“We don’t know what quality of life he will have if he gets through it,” Lomax’s parents were told by surgeon
On Saturday night Jonny Lomax will line up for St Helens as they take on the Sydney Roosters in the World Club Challenge, live on Sky Sports Action.
It’s the latest instalment in what has been a glittering career for the player widely tipped to be crowned Man of Steel this year.
However, the 29-year-old with the most recognisable headgear in the game told Sky Sports’ Golden Point podcast this week that a head clash during a game as a teenager almost cost him more than his career…
“At the time when I clashed heads, I thought I had a bit of concussion. I was pretty ill after the game – a few bits of vomiting – and missed the next day of school. I went back into school on the Friday and struggled with a headache.
“I had a headache Saturday and a headache on Sunday. I had a bit of an argument with my mum and dad because I wanted to go to the cinema with some of my amateur mates to watch a film. My mum being a nurse wasn’t that happy with how I was presenting symptoms.
“She said I wasn’t going, and low and behold about half an hour later I found myself in excruciating pain with a headache. I put my head under a cold tap because it just felt like it was on fire.
“I lost the use of my legs a bit so I sat down and put a wet towel on my head. From there it became a bit of a blur. I remember being carried down the stairs by my dad and then coming in and out of consciousness on the couch.
“The last thing that I remember was projectile vomiting all over the ambulance. From there it was a blue-light ambulance to Whiston Hospital. My mum told the registrar the story, they did a quick CT scan and I was taken over to Alder Hey for basically open-skull surgery.
“It turned out that when I’d clashed heads I’d fractured my skull. Where the skull had fractured that had severed one of the arteries and that had started bleeding out.
“A slow bleed is deemed to be 24 to 48 hours. For myself it was actually five days that it had gone on for, so it was quite a substantial bleed by the time I went in.”
‘We don’t know what quality of life he will have’
“I found out last year with it being my testimonial year that when I went into the surgery the surgeon actually came out and spoke to my mum and dad and said, ‘He’s 50-50 and we don’t know what quality of life he will have if he gets through it’.
“My dad said that seven and half hours rolled around and they hadn’t heard anything, so the nurse went in and the nurse got told to get out by the surgeon. About nine and a half hours later the surgeon came out and said, ‘The operation went well and now it’s just a matter of seeing how he progresses’.
“When the surgeon said my mum and dad could go in – I had spewed up all over them, they’d been sitting in a waiting room for nine and a half hours.
When they came in they tried to bring me round and I had quite a big fit on the bed, and it’s something that I know definitely frightened my dad. Again, this is something I got told last year. But my mum turned to my dad and said, ‘It’s a positive sign, it means it looks like he is going to have some movement, so we take that as a positive’.
“I was put back to sleep and probably another three days or four days rolled around when I was brought to.”
‘The surgeon said I wouldn’t play again’
“What helped me in the rehab was that I didn’t understand what had happened; all the details that are quite scary missed me and it was more my family that had to suffer that and absorb it.
“The surgeon initially said that I wouldn’t play again, so me being 14 years old I just sulked in the bed and didn’t really speak to him.

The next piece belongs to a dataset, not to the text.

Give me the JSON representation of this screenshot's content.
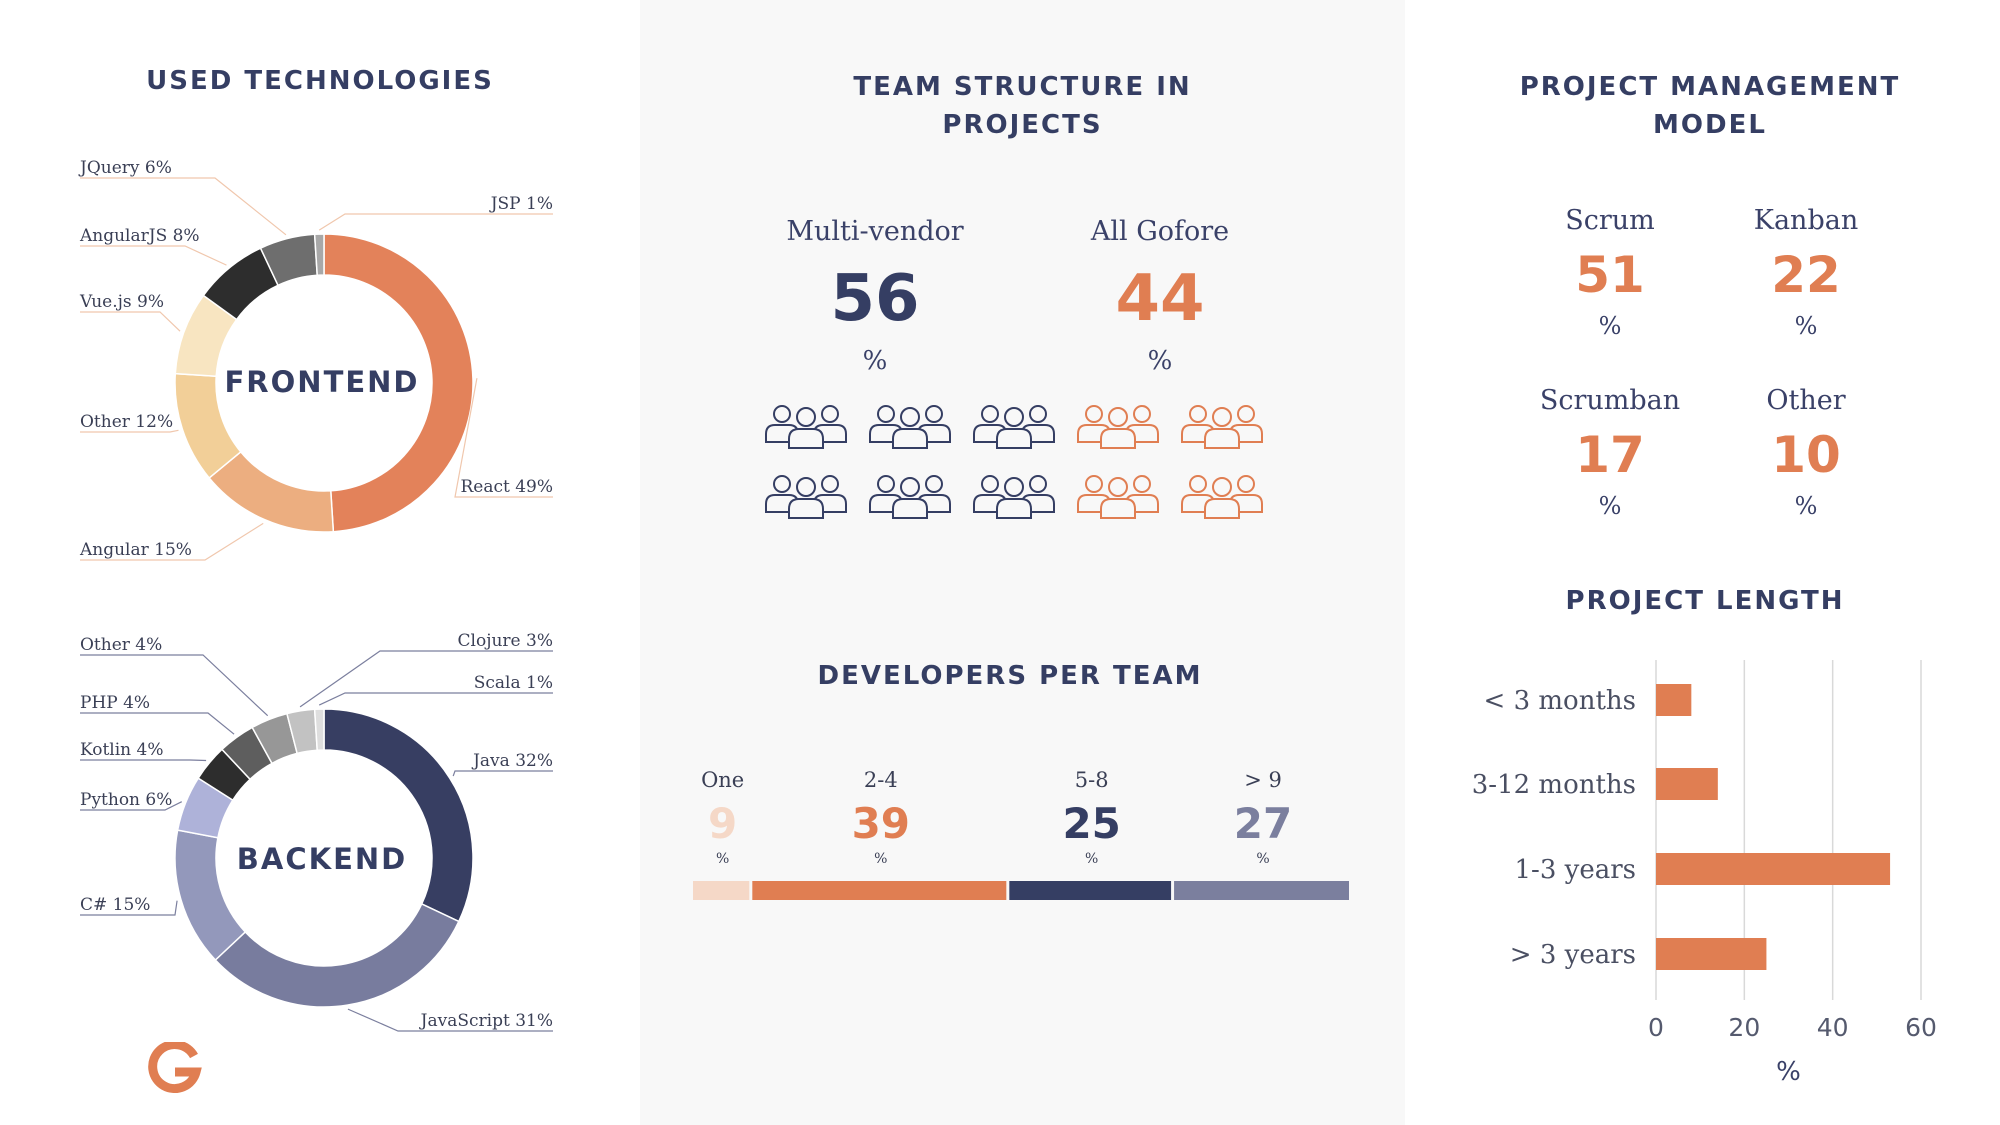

Eventually I broke him down and he said it will be two to three years and I thought ‘At least we’re getting somewhere now, I’ve got a chance of playing again’.
“With regular routine check-ups I ended up getting back in 10 months’ time.
“There were a few setbacks along the way. They didn’t know how I would respond and a big one that was affected was my memory.
“When I got out of the hospital after two weeks I went home and the next day we had to go back into hospital because I didn’t know where I had woken up. I didn’t know I was at home, so we had to go back to the hospital for another week.”
‘They didn’t try talk me out of it’
“To be fair to my mum and dad, they didn’t really try and talk me out of [returning to rugby league] at all.
“It was difficult for my mum. It was difficult for my dad as well, but with my mum being a nurse she had a big understanding of what was going on.
“So in terms of returning to it, they knew my passion to play and with how I progressed it was something they were quite happy to see how things went.
“I know they were definitely worried when I went back playing and were definitely perturbed about it, but the funny thing is now it’s probably one of the things that they’re least worried about because of the knee injuries that I’ve had so it’s something that’s been pushed to the back – in the past.
“It’s something that I’m massively thankful for now that they let me carry on playing. But it’s something that I’m also sorry for as well; putting them through that and having no real understanding and being narrow minded and almost selfish when I was 14 years old in that I was so determined, thinking ‘I’m going back playing, I’m not really bothered what anybody says’. Not knowing the repercussions of what could have been.